Bonjour à toi Marie, ainsi qu’à ta belle et grande famille,
..et un grand merci à ta maman Clotilde pour son si joli livre que ma maman à moi a adoré.
Toi, Marie, tu es « tombée du nid ». Moi, je suis arrivée « telle un papillon sur une fleur » ! On m’a appelée Victoire, et tu vas vite comprendre pourquoi !

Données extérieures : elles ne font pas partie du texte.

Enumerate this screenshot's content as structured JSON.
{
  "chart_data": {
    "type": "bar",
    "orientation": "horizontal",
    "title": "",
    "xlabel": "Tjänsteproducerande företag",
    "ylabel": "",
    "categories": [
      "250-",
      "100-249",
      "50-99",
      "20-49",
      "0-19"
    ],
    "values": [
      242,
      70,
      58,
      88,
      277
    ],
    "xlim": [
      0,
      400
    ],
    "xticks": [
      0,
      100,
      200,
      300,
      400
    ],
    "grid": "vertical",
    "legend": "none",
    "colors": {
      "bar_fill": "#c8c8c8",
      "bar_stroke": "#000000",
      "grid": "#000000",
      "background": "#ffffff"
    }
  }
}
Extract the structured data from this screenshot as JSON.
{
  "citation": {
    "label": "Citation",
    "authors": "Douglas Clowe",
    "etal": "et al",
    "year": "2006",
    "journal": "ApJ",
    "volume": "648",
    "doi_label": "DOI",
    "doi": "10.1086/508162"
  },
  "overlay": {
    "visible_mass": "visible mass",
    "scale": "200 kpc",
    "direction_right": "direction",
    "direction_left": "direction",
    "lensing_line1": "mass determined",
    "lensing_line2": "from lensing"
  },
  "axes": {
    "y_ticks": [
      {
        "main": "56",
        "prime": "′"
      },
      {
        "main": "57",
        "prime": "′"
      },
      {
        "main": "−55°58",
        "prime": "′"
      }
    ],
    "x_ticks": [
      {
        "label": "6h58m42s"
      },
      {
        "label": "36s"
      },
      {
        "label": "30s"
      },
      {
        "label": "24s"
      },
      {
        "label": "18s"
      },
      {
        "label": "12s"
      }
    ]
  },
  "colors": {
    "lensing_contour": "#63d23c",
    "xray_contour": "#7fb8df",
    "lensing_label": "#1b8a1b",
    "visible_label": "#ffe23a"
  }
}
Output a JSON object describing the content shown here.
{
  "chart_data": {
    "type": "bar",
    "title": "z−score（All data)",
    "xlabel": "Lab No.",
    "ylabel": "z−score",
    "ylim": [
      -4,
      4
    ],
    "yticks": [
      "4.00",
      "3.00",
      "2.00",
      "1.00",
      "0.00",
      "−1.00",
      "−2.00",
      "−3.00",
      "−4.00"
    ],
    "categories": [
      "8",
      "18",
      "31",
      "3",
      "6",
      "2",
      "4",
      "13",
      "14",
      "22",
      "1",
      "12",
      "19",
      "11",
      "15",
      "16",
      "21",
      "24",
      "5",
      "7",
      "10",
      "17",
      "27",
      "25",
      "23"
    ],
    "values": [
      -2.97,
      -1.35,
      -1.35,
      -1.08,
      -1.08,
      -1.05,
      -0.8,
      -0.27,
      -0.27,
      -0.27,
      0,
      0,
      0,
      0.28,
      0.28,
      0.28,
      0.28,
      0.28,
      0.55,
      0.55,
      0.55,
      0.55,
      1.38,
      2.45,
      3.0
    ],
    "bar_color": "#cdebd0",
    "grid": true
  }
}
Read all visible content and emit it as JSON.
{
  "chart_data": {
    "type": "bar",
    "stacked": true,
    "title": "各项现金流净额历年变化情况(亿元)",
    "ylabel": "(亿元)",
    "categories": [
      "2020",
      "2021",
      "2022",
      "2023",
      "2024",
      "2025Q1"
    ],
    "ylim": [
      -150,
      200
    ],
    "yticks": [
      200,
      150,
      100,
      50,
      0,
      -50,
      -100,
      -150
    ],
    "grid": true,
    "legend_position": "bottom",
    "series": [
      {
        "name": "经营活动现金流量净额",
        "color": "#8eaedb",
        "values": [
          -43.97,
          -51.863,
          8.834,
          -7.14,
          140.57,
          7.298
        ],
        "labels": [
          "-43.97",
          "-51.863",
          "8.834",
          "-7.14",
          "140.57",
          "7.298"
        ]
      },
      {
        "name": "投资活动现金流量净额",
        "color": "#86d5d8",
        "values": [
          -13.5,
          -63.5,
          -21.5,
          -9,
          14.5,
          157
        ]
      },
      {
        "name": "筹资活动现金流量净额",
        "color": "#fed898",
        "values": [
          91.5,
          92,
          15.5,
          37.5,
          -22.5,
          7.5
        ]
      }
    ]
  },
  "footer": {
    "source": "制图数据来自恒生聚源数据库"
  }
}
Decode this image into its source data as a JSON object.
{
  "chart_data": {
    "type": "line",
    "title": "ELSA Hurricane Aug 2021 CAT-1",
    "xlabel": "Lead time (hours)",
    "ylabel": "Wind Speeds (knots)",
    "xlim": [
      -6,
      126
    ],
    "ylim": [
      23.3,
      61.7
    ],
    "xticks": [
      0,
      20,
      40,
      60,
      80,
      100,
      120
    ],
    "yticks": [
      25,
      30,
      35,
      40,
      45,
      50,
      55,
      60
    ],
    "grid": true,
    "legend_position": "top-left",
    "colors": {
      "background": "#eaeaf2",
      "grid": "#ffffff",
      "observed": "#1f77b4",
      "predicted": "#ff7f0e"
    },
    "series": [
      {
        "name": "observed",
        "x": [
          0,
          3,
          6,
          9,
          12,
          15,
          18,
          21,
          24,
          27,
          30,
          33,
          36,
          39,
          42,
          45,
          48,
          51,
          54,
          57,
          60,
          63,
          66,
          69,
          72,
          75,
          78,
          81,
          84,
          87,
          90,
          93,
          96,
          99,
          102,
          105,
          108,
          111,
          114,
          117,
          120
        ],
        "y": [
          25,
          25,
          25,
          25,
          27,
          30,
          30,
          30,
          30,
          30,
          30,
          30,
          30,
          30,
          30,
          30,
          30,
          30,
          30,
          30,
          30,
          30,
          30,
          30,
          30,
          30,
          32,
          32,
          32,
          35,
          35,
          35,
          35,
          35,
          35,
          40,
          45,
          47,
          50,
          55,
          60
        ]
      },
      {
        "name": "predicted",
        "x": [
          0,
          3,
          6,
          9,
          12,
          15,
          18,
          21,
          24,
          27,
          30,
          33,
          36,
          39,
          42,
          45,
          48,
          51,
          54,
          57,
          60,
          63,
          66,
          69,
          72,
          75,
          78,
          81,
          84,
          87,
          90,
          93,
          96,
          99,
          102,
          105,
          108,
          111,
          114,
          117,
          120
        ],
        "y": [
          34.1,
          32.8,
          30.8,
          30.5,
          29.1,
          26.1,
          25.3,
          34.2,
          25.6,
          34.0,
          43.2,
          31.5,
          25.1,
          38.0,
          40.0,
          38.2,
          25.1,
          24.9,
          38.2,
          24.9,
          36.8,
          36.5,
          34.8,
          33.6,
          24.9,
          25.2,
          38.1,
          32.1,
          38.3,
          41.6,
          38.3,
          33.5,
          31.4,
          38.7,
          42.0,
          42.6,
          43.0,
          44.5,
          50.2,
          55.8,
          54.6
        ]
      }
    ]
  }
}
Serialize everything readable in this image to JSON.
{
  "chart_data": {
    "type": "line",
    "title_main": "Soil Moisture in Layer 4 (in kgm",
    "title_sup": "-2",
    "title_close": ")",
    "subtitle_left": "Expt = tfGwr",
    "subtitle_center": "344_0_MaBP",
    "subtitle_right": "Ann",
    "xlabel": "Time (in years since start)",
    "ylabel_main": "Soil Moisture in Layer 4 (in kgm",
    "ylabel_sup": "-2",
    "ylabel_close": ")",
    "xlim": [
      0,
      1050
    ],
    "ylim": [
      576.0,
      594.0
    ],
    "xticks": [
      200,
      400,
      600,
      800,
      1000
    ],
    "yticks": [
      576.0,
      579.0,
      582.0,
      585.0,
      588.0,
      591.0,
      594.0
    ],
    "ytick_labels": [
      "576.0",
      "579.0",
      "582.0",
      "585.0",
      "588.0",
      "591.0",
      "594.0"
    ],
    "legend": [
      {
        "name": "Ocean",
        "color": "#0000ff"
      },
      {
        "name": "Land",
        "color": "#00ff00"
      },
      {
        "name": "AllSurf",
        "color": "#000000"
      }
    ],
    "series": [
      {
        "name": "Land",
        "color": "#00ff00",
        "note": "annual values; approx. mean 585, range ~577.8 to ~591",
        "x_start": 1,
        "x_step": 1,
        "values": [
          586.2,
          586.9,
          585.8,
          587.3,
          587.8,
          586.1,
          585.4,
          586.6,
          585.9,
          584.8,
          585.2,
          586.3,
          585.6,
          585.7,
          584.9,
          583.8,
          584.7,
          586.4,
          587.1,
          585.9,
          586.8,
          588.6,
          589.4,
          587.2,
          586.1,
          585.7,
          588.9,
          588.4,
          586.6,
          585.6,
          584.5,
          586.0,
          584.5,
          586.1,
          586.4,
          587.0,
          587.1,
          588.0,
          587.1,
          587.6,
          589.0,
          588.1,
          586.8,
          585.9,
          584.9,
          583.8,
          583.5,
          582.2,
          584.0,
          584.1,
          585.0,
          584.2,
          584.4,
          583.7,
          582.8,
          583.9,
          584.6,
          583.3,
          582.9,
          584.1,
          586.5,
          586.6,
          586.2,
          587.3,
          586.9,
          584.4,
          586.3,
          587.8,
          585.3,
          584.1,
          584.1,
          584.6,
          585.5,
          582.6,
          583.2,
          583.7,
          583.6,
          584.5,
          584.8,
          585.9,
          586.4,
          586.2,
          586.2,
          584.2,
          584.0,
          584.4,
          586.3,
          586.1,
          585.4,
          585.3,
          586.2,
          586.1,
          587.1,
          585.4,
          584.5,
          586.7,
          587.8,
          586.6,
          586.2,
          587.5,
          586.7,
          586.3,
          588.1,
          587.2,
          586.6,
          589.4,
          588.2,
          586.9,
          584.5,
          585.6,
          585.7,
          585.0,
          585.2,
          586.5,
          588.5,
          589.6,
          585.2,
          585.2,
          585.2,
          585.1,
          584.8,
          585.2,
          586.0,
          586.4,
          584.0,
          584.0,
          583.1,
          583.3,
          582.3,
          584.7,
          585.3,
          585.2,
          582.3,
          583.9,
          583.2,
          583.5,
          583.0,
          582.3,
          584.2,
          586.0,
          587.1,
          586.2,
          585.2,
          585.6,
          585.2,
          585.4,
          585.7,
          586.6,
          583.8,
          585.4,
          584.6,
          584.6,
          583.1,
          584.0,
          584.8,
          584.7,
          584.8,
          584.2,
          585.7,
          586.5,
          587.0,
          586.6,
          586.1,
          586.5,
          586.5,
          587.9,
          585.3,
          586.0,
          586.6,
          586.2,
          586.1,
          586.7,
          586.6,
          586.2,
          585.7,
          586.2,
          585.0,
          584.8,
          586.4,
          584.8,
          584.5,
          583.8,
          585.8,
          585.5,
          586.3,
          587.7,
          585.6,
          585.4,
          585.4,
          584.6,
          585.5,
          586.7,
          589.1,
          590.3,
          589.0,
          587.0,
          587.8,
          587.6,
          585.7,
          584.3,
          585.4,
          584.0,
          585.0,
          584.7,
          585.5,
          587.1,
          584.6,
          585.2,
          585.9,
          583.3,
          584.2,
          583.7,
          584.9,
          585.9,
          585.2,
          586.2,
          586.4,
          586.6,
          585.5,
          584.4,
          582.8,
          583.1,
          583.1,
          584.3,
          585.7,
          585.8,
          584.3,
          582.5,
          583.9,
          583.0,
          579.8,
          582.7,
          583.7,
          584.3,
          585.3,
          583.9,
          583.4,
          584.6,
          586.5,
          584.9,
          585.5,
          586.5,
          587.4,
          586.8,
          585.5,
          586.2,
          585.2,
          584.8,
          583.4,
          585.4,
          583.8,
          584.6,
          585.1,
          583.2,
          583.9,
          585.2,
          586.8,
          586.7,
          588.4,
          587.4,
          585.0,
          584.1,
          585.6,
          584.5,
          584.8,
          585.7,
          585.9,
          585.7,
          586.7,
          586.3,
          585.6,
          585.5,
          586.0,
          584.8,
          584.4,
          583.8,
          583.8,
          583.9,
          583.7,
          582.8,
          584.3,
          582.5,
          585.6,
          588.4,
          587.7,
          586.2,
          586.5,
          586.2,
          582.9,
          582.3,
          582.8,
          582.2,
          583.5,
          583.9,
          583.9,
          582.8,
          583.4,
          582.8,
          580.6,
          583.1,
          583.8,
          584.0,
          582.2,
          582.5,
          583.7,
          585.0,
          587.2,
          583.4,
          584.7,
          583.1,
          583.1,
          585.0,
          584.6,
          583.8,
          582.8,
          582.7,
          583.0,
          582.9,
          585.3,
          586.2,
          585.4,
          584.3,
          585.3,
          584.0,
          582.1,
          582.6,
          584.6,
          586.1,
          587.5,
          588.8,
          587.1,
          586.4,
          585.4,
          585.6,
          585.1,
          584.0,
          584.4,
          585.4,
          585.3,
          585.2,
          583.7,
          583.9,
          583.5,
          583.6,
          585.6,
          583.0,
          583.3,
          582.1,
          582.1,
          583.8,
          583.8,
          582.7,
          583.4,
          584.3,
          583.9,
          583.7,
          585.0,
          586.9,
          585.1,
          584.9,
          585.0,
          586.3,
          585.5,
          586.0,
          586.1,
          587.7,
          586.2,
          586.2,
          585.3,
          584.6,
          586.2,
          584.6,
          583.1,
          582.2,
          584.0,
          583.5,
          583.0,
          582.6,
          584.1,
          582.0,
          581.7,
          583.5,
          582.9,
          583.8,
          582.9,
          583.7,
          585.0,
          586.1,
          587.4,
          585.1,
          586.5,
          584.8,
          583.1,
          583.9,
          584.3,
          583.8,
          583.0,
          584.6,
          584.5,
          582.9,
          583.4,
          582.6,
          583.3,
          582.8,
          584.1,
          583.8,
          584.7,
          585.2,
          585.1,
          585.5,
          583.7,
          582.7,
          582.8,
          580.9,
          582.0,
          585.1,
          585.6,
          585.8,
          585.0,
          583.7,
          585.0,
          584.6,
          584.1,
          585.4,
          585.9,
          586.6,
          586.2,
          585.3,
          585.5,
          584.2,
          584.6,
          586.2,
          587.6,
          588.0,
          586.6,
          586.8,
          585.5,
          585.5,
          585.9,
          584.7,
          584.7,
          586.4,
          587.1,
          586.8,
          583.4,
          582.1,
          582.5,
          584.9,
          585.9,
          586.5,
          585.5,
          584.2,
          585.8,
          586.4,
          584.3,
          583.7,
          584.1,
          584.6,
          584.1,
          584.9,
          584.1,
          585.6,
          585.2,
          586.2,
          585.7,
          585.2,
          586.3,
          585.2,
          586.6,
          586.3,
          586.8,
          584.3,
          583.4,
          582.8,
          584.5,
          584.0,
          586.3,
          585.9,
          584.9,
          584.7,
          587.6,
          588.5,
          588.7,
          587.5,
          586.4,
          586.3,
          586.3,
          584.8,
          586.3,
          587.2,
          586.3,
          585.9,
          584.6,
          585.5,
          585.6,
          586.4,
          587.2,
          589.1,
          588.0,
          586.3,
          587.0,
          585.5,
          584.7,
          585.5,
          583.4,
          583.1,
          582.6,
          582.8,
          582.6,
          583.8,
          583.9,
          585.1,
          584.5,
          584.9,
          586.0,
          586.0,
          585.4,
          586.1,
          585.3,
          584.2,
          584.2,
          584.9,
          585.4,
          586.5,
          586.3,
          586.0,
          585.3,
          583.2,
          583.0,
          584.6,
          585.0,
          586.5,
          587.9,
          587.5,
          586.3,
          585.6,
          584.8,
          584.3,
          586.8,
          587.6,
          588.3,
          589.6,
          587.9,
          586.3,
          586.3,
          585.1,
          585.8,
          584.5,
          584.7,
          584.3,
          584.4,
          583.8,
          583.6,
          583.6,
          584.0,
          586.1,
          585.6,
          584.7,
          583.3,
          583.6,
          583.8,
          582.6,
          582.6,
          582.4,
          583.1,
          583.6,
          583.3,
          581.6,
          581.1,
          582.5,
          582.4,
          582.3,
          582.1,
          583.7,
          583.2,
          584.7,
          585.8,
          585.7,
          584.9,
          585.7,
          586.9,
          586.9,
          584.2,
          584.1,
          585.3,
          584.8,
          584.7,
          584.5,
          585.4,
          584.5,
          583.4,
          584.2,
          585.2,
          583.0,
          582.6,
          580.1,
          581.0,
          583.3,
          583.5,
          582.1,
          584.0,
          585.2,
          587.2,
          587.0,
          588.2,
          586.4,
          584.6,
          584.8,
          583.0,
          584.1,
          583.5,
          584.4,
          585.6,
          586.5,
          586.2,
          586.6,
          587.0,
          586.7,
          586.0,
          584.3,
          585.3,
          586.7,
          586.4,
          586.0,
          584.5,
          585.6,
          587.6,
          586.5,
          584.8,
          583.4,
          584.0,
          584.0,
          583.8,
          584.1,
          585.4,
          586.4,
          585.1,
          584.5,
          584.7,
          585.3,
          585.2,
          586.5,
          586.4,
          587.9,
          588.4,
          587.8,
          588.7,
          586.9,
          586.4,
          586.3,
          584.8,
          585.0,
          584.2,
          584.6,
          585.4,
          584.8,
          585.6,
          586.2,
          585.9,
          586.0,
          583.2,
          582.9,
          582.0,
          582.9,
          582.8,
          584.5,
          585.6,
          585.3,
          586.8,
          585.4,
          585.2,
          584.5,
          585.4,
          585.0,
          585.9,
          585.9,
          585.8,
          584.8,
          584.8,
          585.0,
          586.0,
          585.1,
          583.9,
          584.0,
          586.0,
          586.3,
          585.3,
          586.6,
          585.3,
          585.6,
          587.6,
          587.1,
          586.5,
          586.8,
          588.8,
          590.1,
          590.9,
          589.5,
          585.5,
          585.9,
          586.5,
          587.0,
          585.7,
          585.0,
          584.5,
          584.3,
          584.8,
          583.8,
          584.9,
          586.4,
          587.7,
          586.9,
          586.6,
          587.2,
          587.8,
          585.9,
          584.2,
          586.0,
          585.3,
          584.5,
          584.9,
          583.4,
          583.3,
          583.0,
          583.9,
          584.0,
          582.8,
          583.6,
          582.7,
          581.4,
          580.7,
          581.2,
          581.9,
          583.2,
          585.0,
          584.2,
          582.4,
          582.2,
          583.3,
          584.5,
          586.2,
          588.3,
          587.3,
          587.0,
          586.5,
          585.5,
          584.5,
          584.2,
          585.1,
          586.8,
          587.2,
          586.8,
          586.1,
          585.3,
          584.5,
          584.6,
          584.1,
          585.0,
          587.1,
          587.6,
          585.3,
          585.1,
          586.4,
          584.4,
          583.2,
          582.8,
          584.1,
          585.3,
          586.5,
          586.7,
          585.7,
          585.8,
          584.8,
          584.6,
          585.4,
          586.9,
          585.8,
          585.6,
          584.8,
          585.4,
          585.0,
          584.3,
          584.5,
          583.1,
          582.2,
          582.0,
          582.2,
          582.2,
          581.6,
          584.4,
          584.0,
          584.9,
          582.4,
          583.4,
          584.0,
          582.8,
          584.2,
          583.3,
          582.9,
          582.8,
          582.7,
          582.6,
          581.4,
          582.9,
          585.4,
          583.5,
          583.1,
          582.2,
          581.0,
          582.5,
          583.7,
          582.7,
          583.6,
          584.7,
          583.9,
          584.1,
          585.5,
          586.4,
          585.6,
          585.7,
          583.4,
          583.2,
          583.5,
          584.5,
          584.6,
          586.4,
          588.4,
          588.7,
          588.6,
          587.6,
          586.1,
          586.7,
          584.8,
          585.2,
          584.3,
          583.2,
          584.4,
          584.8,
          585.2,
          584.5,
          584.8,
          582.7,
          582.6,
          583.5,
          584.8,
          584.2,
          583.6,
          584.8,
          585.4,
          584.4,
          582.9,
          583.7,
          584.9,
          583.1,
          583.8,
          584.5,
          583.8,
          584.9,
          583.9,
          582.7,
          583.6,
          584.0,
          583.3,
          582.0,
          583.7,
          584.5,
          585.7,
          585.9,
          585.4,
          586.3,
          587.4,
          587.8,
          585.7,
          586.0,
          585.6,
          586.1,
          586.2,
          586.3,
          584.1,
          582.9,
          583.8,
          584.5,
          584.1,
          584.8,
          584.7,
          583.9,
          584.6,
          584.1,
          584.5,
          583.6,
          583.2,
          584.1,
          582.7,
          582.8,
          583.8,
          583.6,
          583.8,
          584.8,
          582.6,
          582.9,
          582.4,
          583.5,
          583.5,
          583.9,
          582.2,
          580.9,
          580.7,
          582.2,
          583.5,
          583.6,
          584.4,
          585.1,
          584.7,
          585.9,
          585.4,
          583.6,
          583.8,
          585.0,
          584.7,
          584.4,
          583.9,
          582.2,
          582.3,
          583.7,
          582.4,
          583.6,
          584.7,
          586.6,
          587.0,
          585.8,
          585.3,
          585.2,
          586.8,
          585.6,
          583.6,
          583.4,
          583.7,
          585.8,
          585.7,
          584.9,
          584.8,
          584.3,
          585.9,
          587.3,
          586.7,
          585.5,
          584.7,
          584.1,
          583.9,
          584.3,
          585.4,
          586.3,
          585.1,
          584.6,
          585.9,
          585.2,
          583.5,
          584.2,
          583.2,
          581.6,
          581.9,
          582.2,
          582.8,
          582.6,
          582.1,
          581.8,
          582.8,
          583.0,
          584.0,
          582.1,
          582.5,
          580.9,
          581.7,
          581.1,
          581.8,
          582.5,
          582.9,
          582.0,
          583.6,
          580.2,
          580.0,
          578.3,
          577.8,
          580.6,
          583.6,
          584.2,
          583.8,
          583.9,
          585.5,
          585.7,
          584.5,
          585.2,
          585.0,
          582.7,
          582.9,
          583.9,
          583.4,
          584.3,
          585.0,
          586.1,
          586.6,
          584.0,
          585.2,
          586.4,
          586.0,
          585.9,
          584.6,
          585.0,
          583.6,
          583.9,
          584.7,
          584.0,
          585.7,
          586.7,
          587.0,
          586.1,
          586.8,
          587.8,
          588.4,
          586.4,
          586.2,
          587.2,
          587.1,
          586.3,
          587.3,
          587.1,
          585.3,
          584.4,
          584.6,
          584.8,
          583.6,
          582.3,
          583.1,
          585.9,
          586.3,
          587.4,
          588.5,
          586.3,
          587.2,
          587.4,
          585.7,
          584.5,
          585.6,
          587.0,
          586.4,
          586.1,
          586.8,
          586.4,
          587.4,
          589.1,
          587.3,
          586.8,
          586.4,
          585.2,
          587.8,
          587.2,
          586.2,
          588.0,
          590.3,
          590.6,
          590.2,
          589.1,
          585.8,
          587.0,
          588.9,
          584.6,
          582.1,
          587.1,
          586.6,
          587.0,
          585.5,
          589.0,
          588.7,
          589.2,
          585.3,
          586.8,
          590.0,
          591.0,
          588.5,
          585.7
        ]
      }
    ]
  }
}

Mon papa, c’est Laurent, et ma maman, Ophélie. Tous les deux, ils en ont pas mal bavé pendant de nombreuses années pour avoir ma sœur Lucie et mon frère Jules. Par conséquent ils ne s’attendaient pas, mais alors vraiment pas à avoir un petit « troiz », sans même un nouveau coup de pouce de la médecine ! Moi, la petite dernière, je suis donc une vraie coquine : depuis le tout début, je me suis amusée à faire de drôles de surprises à papa et maman. Laisse-moi te raconter comment ça s’est passé, Marie :
Un jour, maman fait un test de grossesse, car elle se trouve toute bizarre. Et là, stupéfaction : je m’étais lovée au creux de son ventre, depuis quand même un mois et demi ! Tu aurais dû voir la tête éberluée de mes parents ! Comme ils disent, leur « petit miracle » grandissait, et ce miracle, c’était moi.
A la première échographie, je gigotais dans tous les sens, tout allait très bien, y compris ma clarté nucale, mais cependant papa et maman ont quand même été poussés à faire une prise de sang, à contrecœur. Et alors que maman était dans son 4ème mois de grossesse, le gynécologue lui a dit qu’il fallait absolument faire une amniocentèse à cause des résultats de la prise de sang qui n’étaient pas bons. Ma maman avait déjà vécu cet examen pour ma grande sœur, et elle avait eu inutilement très peur à l’époque (elle avait même été piquée deux fois), alors qu’à la sortie tout allait très bien. Du coup, trois ans plus tard, mes parents avaient refusé tout net de faire à nouveau une amniocentèse pour mon grand frère.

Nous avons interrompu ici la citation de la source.